Masyarakat adat suku Yerisiam mengatakan PT Nabire Baru, perusahaan kelapa Sawit, melakukan pembohongan hukum hingga pencaplokan atas tanah masyarakat adat. Perusahaan bohong lantaran datang dengan alasan mengolah kayu merbau atau masyarakat menyebutnya kayu besi.
Karena itu, masyarakat mengira perusahaan akan keluar usai mengambil kayu. Kenyataan mengatakan lain kepada masyarakat adat. Perusahaan malah mengunakan surat izin mengolah kayu untuk mengurus izin penanaman kelapa sawit di atas lahan hutan yang suda bersih.
“Kita hanya tahu izin olah kayu tetapi perusahaan diam-diam mengurus alih fungsi lahan,”ungkap Imanuel Monei kepala sub suku Wauha, suku Yerisiam saat menghadiri sidang gugatan atas Surat Keputusan (SK) Gubernur Papua tentang Isin Usaha Perusahaan PT Nabire di Pengadilan Tata Usaha Negara ( PTUN) Jayapura, Selasa (19/1/2016).

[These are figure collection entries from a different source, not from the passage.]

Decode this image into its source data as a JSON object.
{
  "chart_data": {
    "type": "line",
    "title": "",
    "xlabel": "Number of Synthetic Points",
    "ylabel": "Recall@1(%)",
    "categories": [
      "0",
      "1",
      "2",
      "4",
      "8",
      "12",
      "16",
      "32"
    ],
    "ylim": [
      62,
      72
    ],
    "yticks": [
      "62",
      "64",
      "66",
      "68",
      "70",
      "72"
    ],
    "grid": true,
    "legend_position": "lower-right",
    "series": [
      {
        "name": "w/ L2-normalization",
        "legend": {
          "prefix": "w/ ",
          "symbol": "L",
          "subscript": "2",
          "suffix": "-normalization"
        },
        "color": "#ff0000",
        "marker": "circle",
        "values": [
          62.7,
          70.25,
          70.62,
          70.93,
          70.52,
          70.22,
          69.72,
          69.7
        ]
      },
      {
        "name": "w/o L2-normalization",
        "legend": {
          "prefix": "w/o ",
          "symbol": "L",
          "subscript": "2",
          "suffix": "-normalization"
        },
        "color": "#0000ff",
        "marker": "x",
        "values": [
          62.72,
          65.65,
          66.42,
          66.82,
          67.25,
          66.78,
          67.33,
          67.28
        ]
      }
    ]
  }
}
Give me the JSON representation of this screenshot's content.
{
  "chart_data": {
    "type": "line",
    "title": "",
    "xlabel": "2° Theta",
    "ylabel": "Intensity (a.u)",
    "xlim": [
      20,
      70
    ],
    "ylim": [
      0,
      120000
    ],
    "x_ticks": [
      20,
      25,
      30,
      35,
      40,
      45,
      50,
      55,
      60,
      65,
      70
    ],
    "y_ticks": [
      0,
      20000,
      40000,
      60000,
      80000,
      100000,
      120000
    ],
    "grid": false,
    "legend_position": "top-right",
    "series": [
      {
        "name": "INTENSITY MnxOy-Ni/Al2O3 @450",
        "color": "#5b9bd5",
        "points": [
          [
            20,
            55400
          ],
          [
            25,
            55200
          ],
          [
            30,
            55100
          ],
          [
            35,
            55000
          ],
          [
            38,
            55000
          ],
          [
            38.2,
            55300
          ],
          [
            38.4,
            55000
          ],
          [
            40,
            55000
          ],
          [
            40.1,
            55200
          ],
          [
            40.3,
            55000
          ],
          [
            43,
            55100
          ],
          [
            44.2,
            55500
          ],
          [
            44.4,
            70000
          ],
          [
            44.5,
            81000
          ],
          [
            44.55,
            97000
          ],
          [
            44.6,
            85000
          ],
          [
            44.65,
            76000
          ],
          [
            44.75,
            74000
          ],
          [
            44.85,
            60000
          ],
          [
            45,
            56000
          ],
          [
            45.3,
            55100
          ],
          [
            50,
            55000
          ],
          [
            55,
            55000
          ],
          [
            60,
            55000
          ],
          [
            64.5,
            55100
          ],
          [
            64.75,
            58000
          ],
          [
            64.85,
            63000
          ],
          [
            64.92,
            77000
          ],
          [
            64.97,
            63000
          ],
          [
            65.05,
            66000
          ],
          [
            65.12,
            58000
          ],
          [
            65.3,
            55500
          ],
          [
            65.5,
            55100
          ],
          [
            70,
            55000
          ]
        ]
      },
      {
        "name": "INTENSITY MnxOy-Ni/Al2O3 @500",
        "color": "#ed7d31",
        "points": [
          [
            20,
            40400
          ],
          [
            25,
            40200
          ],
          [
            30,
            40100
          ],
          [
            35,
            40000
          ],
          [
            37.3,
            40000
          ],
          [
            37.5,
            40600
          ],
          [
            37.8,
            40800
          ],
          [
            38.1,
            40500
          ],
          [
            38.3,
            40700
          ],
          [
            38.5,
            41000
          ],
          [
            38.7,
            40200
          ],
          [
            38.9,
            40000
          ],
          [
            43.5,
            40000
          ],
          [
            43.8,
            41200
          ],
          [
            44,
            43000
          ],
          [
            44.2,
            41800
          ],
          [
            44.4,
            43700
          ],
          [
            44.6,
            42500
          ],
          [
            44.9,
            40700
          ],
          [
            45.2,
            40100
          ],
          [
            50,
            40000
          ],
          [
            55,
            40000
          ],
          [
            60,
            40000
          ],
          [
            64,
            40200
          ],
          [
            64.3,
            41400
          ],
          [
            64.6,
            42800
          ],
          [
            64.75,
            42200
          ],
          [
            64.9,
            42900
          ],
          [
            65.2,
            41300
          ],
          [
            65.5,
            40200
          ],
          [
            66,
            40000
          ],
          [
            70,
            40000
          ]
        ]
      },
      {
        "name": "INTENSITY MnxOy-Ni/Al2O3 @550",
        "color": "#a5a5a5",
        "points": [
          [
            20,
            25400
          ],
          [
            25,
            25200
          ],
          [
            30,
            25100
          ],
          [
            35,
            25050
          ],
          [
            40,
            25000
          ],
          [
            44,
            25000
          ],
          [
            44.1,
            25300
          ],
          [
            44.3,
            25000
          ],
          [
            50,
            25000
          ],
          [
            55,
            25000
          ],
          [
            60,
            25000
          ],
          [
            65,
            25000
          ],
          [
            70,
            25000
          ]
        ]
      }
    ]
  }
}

Kata Monei, pegurusan alih fungsi lahan itu sama sekali tanpa persetujuan masyarakat adat, atau tanpa surat pelepasan adat, perusahaan mengklaim membeli 17 ribu hektare tanah. Luas lahan klaim itu yang gubernur Papua, barnabas Suebu tetapkan dalam menerbitkan surat izin usaha perusahaan (SIUP), per 31 Desember 2008.
“Surat ini yang kini masyarakat adat Yerisiam gugat. Gubernur Papua harus cabut Surat yang melegitimasi pencaplokan ini,” tegasnya.
Luas lahan yang tertulis itu kurang dari fakta lahan kelapa sawit. Kalau melihat fakta, Kata Monei, perusahaan mencaplok dan menanam kelapa sawit di atas lahan 20 ribu hektare. Atau, luasnya bisa lebih dari pekiraan itu, ungkap Monei.
Kata Monei, pencaplokan itu tidak hanya alih fungsi usaha kayu menjadi kepala sawit tetapi juga, lebih dari itu perusahaan mengalih fungsikan dusun sagu, tempat berburu, tempat mencari ikan dan tempat keramat masyarakat adat menjadi lahan kelapa sawit. Masyarakat adat sudah kehilangan sumber ekonomi dan kepercayaannya. Masyarakat sudah tidak bisa berburu, tokok sagu, dan memetik sayur lagi dari hutan.
Menurut Monei, pengerusakan yang berlangsung disertai teror dan intimidasi terhadap warga masyarat pemilik hak ulayat. Ketika masyarakat mempertanyakan keabsahan usaha, perusahaan mengerakan dan mengunakan aparat keamanan mengintimidasi masyarakat adat. Ada masyarat yang ditodong dengan senjata, dipukul dan dianiaya.
Pemukulaan itu menyebabkan ada anggota keluarga suku yang indra pendegarannya tidak berfungsi. “Adik saya itu menjadi tuli sampai saat ini akibat permukulan saat kami menolak perusahaan. Mereka memukul kami dengan stigma ini dan itu di atas tanah negeri kami,” tegasnya dalam wawancara di siang terik di depan PTUN Jayapura itu.
Melianus Duwitau, aktivis Forum Indepen Mahasiswa (FIM) yang memimpin demontrasi damai mendukung masyarakat adat Yeresiam yang sedang mengugat SK Gubernur tentang SIUP mengatakan perusahaan sangat tidak tahu malu terhadap masyarakat adat.
“Sudah mencaplok, mencuri, mengintimidasi masyarakat lagi dengan mengerakkan aparat keamanan. Perusahaan tidak tahu menghargai hak masyarakat adat dan ini sangat memalukan. Lebih memalukan lagi, aparat penegak hukum membela yang illegal itu,” tegasnya.
Kata dia, perilaku perusahaan yang mencari untung dengan menekan masyarakat adat ini tidak akan berubah kalau tidak ada perlawanan. Masyarakat adat akan terus menjadi korban atas nama perusahaan dan keutungannnya sendiri. Karena itu, perlu upaya melindunggi diri.
“Kita akan habis, akan mati kalau tidak ada perlawanan. Kita tidak lawan juga akan mati. Lebih baik kita lawan mendesak, mengusir PT Nabire Baru keluar dari tanah Yerisiam supaya masyarakat adat hidup,” tegasnya.